🤖 AI Summary
This work addresses the challenges of inefficiency, limited controllability, and redundant generation in variable-length audio synthesis and editing by introducing a family of fast latent diffusion models—small, medium, and large—built upon a novel semantic-acoustic autoencoder. The proposed approach constructs a compact latent space that jointly preserves semantic structure and acoustic fidelity, enhanced by an adversarial post-training mechanism. This enables significantly reduced inference steps while improving prompt adherence and audio quality. The models support efficient generation, inpainting, and continuation, producing high-fidelity audio in under two seconds on an H200 GPU or within several seconds on a MacBook Pro with an M4 chip. The small and medium models, along with the complete training and inference pipeline, are publicly released to facilitate efficient deployment on consumer-grade hardware.
📝 Abstract
Stable Audio 3 is a family of fast latent diffusion models (small, medium, large) for variable-length audio generation and editing. Since our models can generate several minutes of audio, variable-length generations are key to avoid the cost of producing full-length generations for short sounds. We also support inpainting, enabling targeted audio editing and the continuation of short recordings.
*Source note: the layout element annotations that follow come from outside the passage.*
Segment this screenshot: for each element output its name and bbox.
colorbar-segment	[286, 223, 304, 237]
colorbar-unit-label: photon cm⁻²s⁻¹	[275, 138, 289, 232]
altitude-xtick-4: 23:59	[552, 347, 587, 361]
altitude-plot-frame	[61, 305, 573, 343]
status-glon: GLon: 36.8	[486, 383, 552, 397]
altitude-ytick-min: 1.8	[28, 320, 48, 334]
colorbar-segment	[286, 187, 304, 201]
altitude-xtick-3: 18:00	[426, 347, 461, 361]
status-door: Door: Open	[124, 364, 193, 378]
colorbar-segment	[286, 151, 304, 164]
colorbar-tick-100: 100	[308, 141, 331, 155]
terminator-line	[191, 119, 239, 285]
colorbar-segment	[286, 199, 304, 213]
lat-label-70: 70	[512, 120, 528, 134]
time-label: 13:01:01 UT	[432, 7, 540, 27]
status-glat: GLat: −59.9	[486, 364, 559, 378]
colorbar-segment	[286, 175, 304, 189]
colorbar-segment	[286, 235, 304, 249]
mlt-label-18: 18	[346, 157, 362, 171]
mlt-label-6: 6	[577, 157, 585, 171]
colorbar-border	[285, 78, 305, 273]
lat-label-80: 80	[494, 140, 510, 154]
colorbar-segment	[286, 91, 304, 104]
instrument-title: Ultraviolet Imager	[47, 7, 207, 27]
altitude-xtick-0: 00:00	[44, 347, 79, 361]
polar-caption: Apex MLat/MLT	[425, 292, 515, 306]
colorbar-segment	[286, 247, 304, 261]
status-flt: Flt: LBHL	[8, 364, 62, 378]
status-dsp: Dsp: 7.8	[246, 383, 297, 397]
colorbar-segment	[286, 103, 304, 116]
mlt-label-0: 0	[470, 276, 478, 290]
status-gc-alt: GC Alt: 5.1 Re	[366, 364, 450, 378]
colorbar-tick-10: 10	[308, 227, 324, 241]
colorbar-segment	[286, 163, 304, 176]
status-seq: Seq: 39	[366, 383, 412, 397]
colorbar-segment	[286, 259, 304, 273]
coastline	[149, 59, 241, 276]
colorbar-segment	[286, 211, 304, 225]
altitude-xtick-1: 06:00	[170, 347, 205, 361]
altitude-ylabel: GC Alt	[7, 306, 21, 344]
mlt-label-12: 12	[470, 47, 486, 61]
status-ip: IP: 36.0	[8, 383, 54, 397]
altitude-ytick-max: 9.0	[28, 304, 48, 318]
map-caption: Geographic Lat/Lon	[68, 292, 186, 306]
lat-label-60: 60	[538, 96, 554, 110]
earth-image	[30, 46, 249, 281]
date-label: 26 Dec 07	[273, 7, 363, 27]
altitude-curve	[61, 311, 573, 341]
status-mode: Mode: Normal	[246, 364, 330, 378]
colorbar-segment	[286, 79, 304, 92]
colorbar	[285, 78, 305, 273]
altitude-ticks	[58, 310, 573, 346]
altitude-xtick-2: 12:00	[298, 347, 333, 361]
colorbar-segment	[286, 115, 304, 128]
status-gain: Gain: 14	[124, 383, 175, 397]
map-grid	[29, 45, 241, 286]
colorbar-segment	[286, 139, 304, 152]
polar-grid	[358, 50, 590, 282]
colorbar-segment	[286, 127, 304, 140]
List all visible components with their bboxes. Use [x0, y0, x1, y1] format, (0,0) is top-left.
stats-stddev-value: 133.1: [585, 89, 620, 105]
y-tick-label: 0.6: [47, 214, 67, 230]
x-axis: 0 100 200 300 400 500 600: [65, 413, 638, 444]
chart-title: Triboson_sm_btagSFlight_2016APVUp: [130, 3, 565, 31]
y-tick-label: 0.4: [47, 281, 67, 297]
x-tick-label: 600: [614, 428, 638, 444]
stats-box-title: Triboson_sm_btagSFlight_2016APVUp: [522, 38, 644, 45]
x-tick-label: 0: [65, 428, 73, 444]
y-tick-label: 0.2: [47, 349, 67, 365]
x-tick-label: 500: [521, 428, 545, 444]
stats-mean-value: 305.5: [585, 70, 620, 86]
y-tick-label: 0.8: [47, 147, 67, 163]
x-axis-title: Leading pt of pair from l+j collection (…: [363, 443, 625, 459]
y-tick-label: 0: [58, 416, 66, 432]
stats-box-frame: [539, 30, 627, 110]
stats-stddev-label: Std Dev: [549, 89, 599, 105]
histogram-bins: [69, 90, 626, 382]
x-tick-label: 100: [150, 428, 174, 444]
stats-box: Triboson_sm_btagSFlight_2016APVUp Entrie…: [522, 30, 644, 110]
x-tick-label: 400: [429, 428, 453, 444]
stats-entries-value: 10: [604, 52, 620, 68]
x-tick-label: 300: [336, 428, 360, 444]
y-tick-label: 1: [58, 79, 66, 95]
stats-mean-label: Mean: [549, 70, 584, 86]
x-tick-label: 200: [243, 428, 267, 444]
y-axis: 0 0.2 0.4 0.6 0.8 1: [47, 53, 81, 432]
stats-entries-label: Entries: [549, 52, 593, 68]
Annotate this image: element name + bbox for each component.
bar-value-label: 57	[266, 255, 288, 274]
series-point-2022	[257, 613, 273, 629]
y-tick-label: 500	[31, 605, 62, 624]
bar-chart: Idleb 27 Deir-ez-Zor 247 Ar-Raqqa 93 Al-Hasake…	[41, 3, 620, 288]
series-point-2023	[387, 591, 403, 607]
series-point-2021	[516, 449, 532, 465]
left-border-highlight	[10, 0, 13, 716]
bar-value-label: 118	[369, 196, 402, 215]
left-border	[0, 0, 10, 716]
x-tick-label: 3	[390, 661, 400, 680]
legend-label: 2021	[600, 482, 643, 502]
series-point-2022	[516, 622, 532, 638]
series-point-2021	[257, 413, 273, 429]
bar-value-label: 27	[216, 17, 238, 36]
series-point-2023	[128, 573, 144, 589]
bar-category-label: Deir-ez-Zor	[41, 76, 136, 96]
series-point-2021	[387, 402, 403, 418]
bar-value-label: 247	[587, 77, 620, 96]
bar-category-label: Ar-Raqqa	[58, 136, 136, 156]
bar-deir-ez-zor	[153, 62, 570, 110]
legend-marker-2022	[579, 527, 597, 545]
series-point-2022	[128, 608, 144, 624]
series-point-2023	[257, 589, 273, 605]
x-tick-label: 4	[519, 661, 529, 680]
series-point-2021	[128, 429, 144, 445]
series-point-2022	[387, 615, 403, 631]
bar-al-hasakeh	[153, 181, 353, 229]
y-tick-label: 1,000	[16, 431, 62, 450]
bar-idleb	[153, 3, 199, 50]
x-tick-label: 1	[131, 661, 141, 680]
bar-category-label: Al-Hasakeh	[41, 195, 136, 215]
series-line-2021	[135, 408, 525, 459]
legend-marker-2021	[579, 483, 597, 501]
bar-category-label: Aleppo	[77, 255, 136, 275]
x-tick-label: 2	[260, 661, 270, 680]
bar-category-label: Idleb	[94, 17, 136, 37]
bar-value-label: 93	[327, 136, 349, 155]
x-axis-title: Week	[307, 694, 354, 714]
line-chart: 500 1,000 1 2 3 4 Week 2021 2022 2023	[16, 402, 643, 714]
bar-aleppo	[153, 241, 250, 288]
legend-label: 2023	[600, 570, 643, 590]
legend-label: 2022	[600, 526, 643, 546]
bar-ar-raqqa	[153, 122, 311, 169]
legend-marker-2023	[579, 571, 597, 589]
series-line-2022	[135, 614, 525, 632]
Our latent diffusion models operate on top of a novel semantic-acoustic autoencoder that projects audio into a compact latent space, enabling efficient diffusion-based generation while preserving audio fidelity and encouraging semantic structure in the latent. Finally, we run adversarial post-training to both accelerate inference and improve generation quality, reducing the number of inference steps while improving fidelity and prompt adherence. Stable Audio 3 models are trained on licensed and Creative Commons data to generate music and sounds in less than a 2s on an H200 GPU and less than a few seconds on a MacBook Pro M4. We release the weights of small and medium, that can run on consumer-grade hardware, together with their training and inference pipeline.